Left atrial appendage occlusion devices vs direct oral anticoagulants for atrial fibrillation: An updated systematic review and meta-analysis.

Curr Probl Cardiol

INC Hospital, Department of Interventional Cardiology, Universidade Federal do Paraná, Faculdades Pequeno Príncipe, Hospital Santa Casa de Misericórdia de Curitiba, Rua Jeremias Maciel Perretto, 300, Curitiba, Paraná, 81210-310, Brazil. Electronic address:

Published: January 2025

AI Article Synopsis

  • Direct Oral Anticoagulants (DOACs) are commonly used for treating non-valvular atrial fibrillation (NVAF), but Percutaneous Left Atrial Appendage Occlusion (LAAO) is a new treatment method with uncertain safety and effectiveness compared to DOACs.
  • A systematic review of ten studies involving over 18,500 patients found that LAAO is linked to lower all-cause and cardiovascular mortality rates, as well as a reduction in the composite outcomes of death, bleeding, and thromboembolic events.
  • While LAAO showed trends toward reduced stroke or TIA events and lower bleeding rates compared to DOACs, no significant differences in thromboembolic events were observed.

Article Abstract

Background: Direct Oral Anticoagulants (DOACs) are the first line anticoagulation for patients with non-valvular atrial fibrillation (NVAF). Percutaneous Left Atrial Appendage Occlusion (LAAO) has emerged as a new therapy and its safety and effectiveness compared with DOACs are still controversial.

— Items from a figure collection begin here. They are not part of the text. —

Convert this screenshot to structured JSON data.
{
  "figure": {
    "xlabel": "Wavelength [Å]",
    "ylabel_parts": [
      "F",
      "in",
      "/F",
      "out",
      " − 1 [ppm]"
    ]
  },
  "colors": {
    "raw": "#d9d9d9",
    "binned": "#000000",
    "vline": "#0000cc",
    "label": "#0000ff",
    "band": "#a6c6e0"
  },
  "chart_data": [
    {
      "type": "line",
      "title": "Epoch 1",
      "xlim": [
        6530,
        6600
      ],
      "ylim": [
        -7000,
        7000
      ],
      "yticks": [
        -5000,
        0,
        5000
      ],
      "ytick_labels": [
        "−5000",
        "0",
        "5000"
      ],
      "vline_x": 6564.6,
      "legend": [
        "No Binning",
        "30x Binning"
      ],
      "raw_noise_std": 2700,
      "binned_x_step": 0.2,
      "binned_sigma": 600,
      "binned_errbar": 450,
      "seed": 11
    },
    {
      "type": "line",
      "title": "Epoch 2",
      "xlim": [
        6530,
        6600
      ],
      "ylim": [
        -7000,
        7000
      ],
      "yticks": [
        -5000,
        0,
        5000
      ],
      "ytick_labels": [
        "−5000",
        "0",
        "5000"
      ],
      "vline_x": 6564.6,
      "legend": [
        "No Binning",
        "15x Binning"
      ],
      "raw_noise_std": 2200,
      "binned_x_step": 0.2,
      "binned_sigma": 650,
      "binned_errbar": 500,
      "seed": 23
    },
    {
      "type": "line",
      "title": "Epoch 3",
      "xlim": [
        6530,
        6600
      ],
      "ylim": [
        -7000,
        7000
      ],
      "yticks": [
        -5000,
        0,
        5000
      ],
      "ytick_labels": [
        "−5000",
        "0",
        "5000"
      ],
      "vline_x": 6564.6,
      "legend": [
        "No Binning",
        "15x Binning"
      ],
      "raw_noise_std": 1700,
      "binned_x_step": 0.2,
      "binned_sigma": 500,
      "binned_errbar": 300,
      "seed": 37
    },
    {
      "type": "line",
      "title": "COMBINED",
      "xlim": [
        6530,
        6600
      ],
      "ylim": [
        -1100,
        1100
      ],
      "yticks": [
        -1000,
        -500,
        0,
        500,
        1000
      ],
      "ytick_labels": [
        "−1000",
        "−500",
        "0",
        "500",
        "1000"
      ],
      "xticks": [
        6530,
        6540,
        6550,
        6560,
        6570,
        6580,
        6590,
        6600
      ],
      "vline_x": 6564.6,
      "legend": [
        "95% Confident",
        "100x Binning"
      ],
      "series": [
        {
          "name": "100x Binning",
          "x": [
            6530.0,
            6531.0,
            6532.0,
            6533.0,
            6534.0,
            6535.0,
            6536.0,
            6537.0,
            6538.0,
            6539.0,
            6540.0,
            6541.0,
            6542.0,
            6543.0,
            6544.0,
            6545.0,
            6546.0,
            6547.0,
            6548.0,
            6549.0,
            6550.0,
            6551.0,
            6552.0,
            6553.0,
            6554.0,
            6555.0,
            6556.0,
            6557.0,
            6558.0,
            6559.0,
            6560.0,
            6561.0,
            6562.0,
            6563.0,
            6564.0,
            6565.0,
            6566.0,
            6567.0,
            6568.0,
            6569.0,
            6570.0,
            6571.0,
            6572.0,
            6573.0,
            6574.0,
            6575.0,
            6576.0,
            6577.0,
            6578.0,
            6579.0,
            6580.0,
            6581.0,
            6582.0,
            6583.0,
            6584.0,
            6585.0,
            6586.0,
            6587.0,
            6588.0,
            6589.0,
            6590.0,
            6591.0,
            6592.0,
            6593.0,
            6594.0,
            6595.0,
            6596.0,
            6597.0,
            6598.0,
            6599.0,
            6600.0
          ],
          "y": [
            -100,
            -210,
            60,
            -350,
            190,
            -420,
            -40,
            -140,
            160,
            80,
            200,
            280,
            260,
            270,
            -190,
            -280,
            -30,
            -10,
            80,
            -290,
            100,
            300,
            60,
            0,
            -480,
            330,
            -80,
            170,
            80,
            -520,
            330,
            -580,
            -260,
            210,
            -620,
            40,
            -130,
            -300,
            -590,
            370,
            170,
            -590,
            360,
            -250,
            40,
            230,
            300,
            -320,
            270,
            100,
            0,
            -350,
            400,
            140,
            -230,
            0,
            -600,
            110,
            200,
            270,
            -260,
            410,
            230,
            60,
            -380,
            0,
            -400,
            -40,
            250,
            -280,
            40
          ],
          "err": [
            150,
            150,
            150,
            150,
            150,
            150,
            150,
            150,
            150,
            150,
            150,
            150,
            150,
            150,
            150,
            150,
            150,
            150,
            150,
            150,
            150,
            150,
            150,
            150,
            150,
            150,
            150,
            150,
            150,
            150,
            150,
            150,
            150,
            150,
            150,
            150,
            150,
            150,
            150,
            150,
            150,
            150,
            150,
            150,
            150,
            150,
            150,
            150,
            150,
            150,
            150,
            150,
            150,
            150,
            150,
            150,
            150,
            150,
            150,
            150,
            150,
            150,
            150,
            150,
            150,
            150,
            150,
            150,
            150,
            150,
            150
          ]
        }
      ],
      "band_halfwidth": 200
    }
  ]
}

Methods: A systematic review of randomized controlled trials and observational studies was conducted, focusing on patients with NVAF. Outcomes analyzed included: (1) all-cause mortality; (2) cardiovascular (CV) mortality; (3) thromboembolic events; (4) stroke or transient ischemic attack (TIA); (5) bleeding events; and a (6) composite of death, hemorrhagic, and thromboembolic events. We performed a subgroup analysis of major bleeding according to different definitions: (1) Bleeding Academic Research Consortium (BARC); (2) International Society on Thrombosis and Haemostasis (ISTH); and (3) other definitions.

Results: Ten studies involving 18,507 patients were included, with 42.35 % undergoing LAAO. In pooled analysis, LAAO was associated with lower rates of all-cause mortality (HR 0.63; 95 % CI 0.50-0.80), cardiovascular mortality (HR 0.56; 95 % CI 0.45-0.70), and of the composite outcome (HR 0.73; 95 % CI 0.58-0.92). A trend towards lower stroke/TIA events was observed but not statistically significant. Overall bleeding events did not significantly differ between groups; using the ISTH definition, LAAO showed significantly lower incidence of bleeding events (HR 0.63; 95 % CI 0.43-0.91). No difference was found in thromboembolic events.

Conclusion: LAAO was associated with a significantly lower all-cause mortality and cardiovascular mortality, as well as the composite of death, hemorrhagic or thromboembolic events, as compared with DOACs.